В отличие от своих предшественников гуманистическая психология вовсе не была монолитной философией души. Скорее ее можно охарактеризовать как группу терапевтических техник, объединенных общими задачами. Пришло время выяснить, что делает людей здоровыми, а не то, что приводит их к болезни. Пришло время осознать, что лечить тело также важно, как лечить разум. Пришло время признать, что витализирующая транзакция действительно имеет место. (Маслоу, один из патриархов «Третьей силы», опубликовал свои первые работы еще в 1956 году.) В мире хватало места для любой лечебной техники, и придерживаться только одной конкретной методики было бы просто признаком научной незрелости.
Но если экзистенциальная транзактная психология, которую поддерживал Лири, была частью этого движения, у нее были и свои собственные уникальные особенности. Самым важным было отношение ко всем социальным ролям и поведению в обществе как к ряду тщательно разработанных игр, каждая из которых со своими собственными правилами, обычаями, стратегиями и наградами. Например, Лири играл в профессорские игры, разновидность игр «академической среды». В этой игре было принято определенным образом одеваться, в случае Лири — у «Джи Пресс» или «Брукс бразерс». Однако эта одежда отличалась от той, которая принята в игре банкиров. Например, для профессорской игры было нормальным ходить в теннисных туфлях и красных носках (как Лири и делал). Но нужно было следовать и другим ритуалам — публиковаться, писать статьи, присутствовать на конференциях, получать гранты и.т.д.
Молодым это нравилось.
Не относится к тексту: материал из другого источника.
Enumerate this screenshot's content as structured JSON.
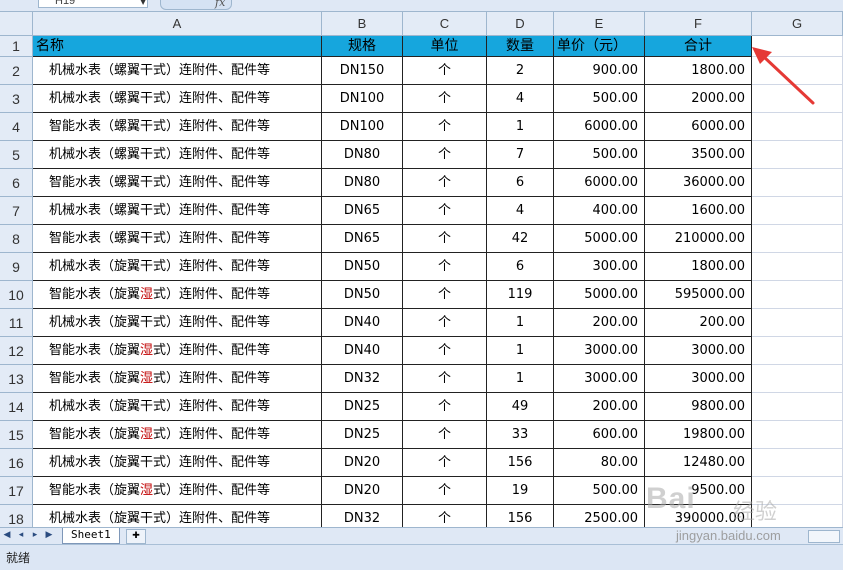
{
  "namebox": {
    "value": "H19"
  },
  "formula": {
    "fx_label": "fx"
  },
  "column_headers": [
    "A",
    "B",
    "C",
    "D",
    "E",
    "F",
    "G"
  ],
  "row_numbers": [
    "1",
    "2",
    "3",
    "4",
    "5",
    "6",
    "7",
    "8",
    "9",
    "10",
    "11",
    "12",
    "13",
    "14",
    "15",
    "16",
    "17",
    "18"
  ],
  "table": {
    "header": {
      "name": "名称",
      "spec": "规格",
      "unit": "单位",
      "qty": "数量",
      "price": "单价（元）",
      "total": "合计"
    },
    "rows": [
      {
        "name_pre": "机械水表（螺翼干式）连附件、配件等",
        "name_red": "",
        "name_post": "",
        "spec": "DN150",
        "unit": "个",
        "qty": "2",
        "price": "900.00",
        "total": "1800.00"
      },
      {
        "name_pre": "机械水表（螺翼干式）连附件、配件等",
        "name_red": "",
        "name_post": "",
        "spec": "DN100",
        "unit": "个",
        "qty": "4",
        "price": "500.00",
        "total": "2000.00"
      },
      {
        "name_pre": "智能水表（螺翼干式）连附件、配件等",
        "name_red": "",
        "name_post": "",
        "spec": "DN100",
        "unit": "个",
        "qty": "1",
        "price": "6000.00",
        "total": "6000.00"
      },
      {
        "name_pre": "机械水表（螺翼干式）连附件、配件等",
        "name_red": "",
        "name_post": "",
        "spec": "DN80",
        "unit": "个",
        "qty": "7",
        "price": "500.00",
        "total": "3500.00"
      },
      {
        "name_pre": "智能水表（螺翼干式）连附件、配件等",
        "name_red": "",
        "name_post": "",
        "spec": "DN80",
        "unit": "个",
        "qty": "6",
        "price": "6000.00",
        "total": "36000.00"
      },
      {
        "name_pre": "机械水表（螺翼干式）连附件、配件等",
        "name_red": "",
        "name_post": "",
        "spec": "DN65",
        "unit": "个",
        "qty": "4",
        "price": "400.00",
        "total": "1600.00"
      },
      {
        "name_pre": "智能水表（螺翼干式）连附件、配件等",
        "name_red": "",
        "name_post": "",
        "spec": "DN65",
        "unit": "个",
        "qty": "42",
        "price": "5000.00",
        "total": "210000.00"
      },
      {
        "name_pre": "机械水表（旋翼干式）连附件、配件等",
        "name_red": "",
        "name_post": "",
        "spec": "DN50",
        "unit": "个",
        "qty": "6",
        "price": "300.00",
        "total": "1800.00"
      },
      {
        "name_pre": "智能水表（旋翼",
        "name_red": "湿",
        "name_post": "式）连附件、配件等",
        "spec": "DN50",
        "unit": "个",
        "qty": "119",
        "price": "5000.00",
        "total": "595000.00"
      },
      {
        "name_pre": "机械水表（旋翼干式）连附件、配件等",
        "name_red": "",
        "name_post": "",
        "spec": "DN40",
        "unit": "个",
        "qty": "1",
        "price": "200.00",
        "total": "200.00"
      },
      {
        "name_pre": "智能水表（旋翼",
        "name_red": "湿",
        "name_post": "式）连附件、配件等",
        "spec": "DN40",
        "unit": "个",
        "qty": "1",
        "price": "3000.00",
        "total": "3000.00"
      },
      {
        "name_pre": "智能水表（旋翼",
        "name_red": "湿",
        "name_post": "式）连附件、配件等",
        "spec": "DN32",
        "unit": "个",
        "qty": "1",
        "price": "3000.00",
        "total": "3000.00"
      },
      {
        "name_pre": "机械水表（旋翼干式）连附件、配件等",
        "name_red": "",
        "name_post": "",
        "spec": "DN25",
        "unit": "个",
        "qty": "49",
        "price": "200.00",
        "total": "9800.00"
      },
      {
        "name_pre": "智能水表（旋翼",
        "name_red": "湿",
        "name_post": "式）连附件、配件等",
        "spec": "DN25",
        "unit": "个",
        "qty": "33",
        "price": "600.00",
        "total": "19800.00"
      },
      {
        "name_pre": "机械水表（旋翼干式）连附件、配件等",
        "name_red": "",
        "name_post": "",
        "spec": "DN20",
        "unit": "个",
        "qty": "156",
        "price": "80.00",
        "total": "12480.00"
      },
      {
        "name_pre": "智能水表（旋翼",
        "name_red": "湿",
        "name_post": "式）连附件、配件等",
        "spec": "DN20",
        "unit": "个",
        "qty": "19",
        "price": "500.00",
        "total": "9500.00"
      },
      {
        "name_pre": "机械水表（旋翼干式）连附件、配件等",
        "name_red": "",
        "name_post": "",
        "spec": "DN32",
        "unit": "个",
        "qty": "156",
        "price": "2500.00",
        "total": "390000.00"
      }
    ]
  },
  "sheet_tabs": [
    "Sheet1"
  ],
  "status": {
    "text": "就绪"
  },
  "watermark": {
    "logo": "Bai",
    "text": "经验",
    "url": "jingyan.baidu.com"
  },
  "colors": {
    "header_fill": "#16a6dd",
    "red_text": "#c00000",
    "arrow": "#e53935"
  }
}
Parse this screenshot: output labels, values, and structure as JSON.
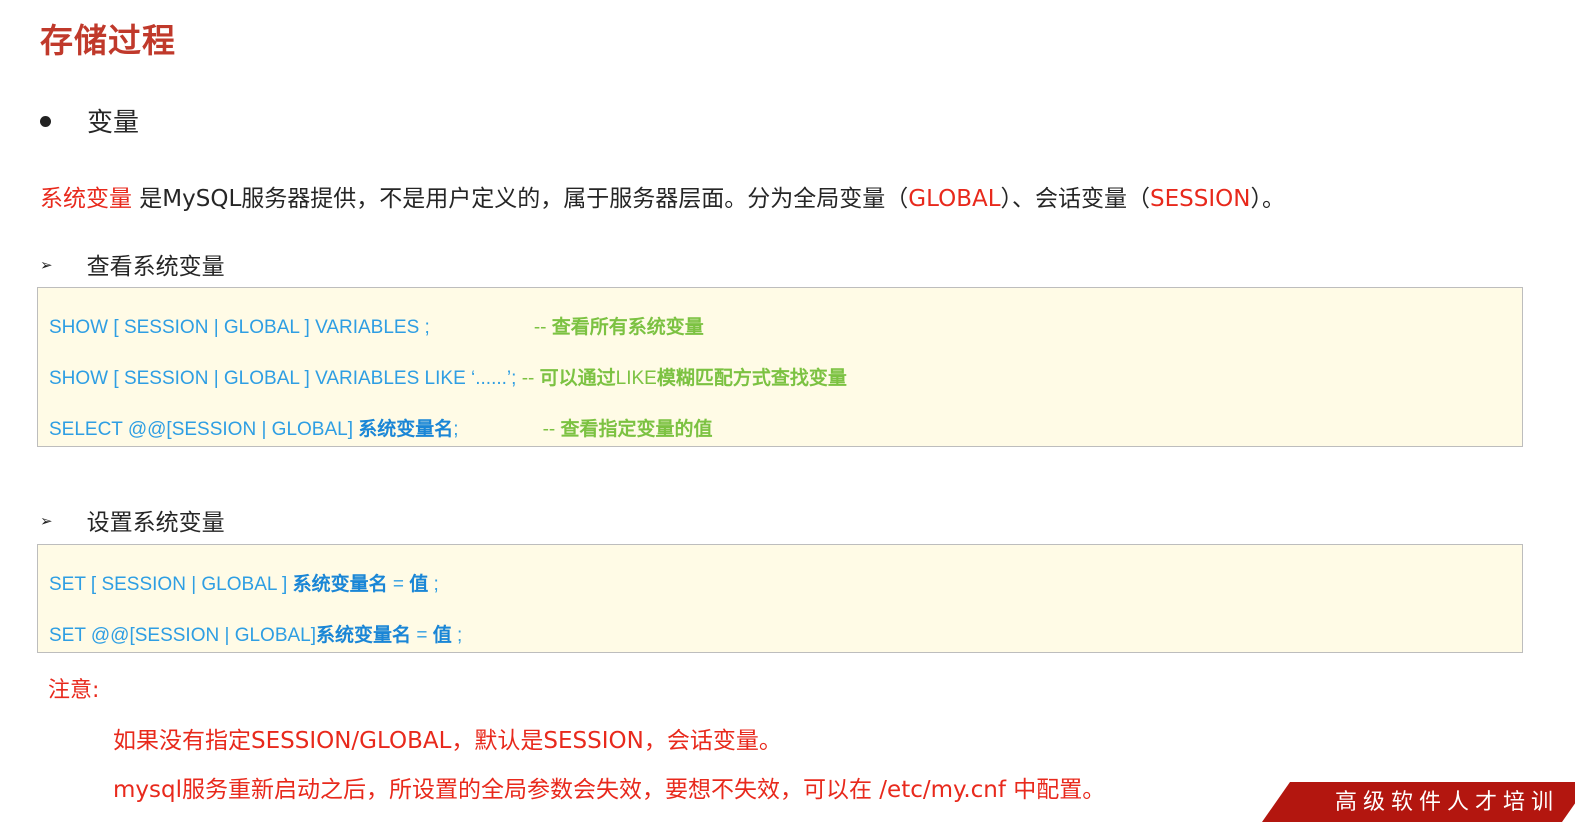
{
  "title": "存储过程",
  "bullet": "变量",
  "intro": {
    "term": "系统变量",
    "text1": " 是MySQL服务器提供，不是用户定义的，属于服务器层面。分为全局变量（",
    "global": "GLOBAL",
    "text2": "）、会话变量（",
    "session": "SESSION",
    "text3": "）。"
  },
  "view_section": {
    "heading": "查看系统变量",
    "lines": [
      {
        "code": "SHOW  [ SESSION | GLOBAL ]  VARIABLES ;",
        "comment_dash": "--",
        "comment": " 查看所有系统变量"
      },
      {
        "code": "SHOW  [ SESSION | GLOBAL ]  VARIABLES  LIKE  ‘......’;",
        "comment_dash": " --",
        "comment": " 可以通过",
        "comment_like": "LIKE",
        "comment_rest": "模糊匹配方式查找变量"
      },
      {
        "code": "SELECT  @@[SESSION | GLOBAL]  ",
        "code_bold": "系统变量名",
        "code_end": ";",
        "comment_dash": "--",
        "comment": "  查看指定变量的值"
      }
    ]
  },
  "set_section": {
    "heading": "设置系统变量",
    "lines": [
      {
        "code": "SET  [ SESSION | GLOBAL ]  ",
        "code_bold": "系统变量名",
        "code_eq": " = ",
        "code_val": "值",
        "code_end": " ;"
      },
      {
        "code": "SET  @@[SESSION | GLOBAL]",
        "code_bold": "系统变量名",
        "code_eq": " = ",
        "code_val": "值",
        "code_end": " ;"
      }
    ]
  },
  "note": {
    "label": "注意:",
    "lines": [
      "如果没有指定SESSION/GLOBAL，默认是SESSION，会话变量。",
      "mysql服务重新启动之后，所设置的全局参数会失效，要想不失效，可以在 /etc/my.cnf 中配置。"
    ]
  },
  "logo": {
    "text": "高级软件人才培训"
  },
  "colors": {
    "title": "#c0392b",
    "highlight_red": "#e8291c",
    "code_blue": "#2e9ee3",
    "comment_green": "#7cc242",
    "code_bg": "#fffbe6"
  }
}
Гарри Мюррею Тим напоминал Крысолова: «Когда он говорил, на него смотрели с восхищенным вниманием». Но самое сильное воздействие Тим оказал на своих младших коллег, молодых преподавателей и кандидатов в доктора. Они благоговели перед ним. Он был в их глазах ветераном. Но не из тех академиков, что, сражаясь с психическими болезнями, не подозревают о реальностях «окопной жизни». Они благоговели перед его профессиональной известностью и тем фактом, что он не обращал на это внимания и даже посмеивался над этим. Лири источал атмосферу доверия. Его ничто не расстраивало. И он мог говорить весело о самых ужасных вещах, — например, входя небрежной вальсирующей походкой к вам в кабинет, рассказывать о том, как ни один банк в Европе не выдавал денег по его чекам.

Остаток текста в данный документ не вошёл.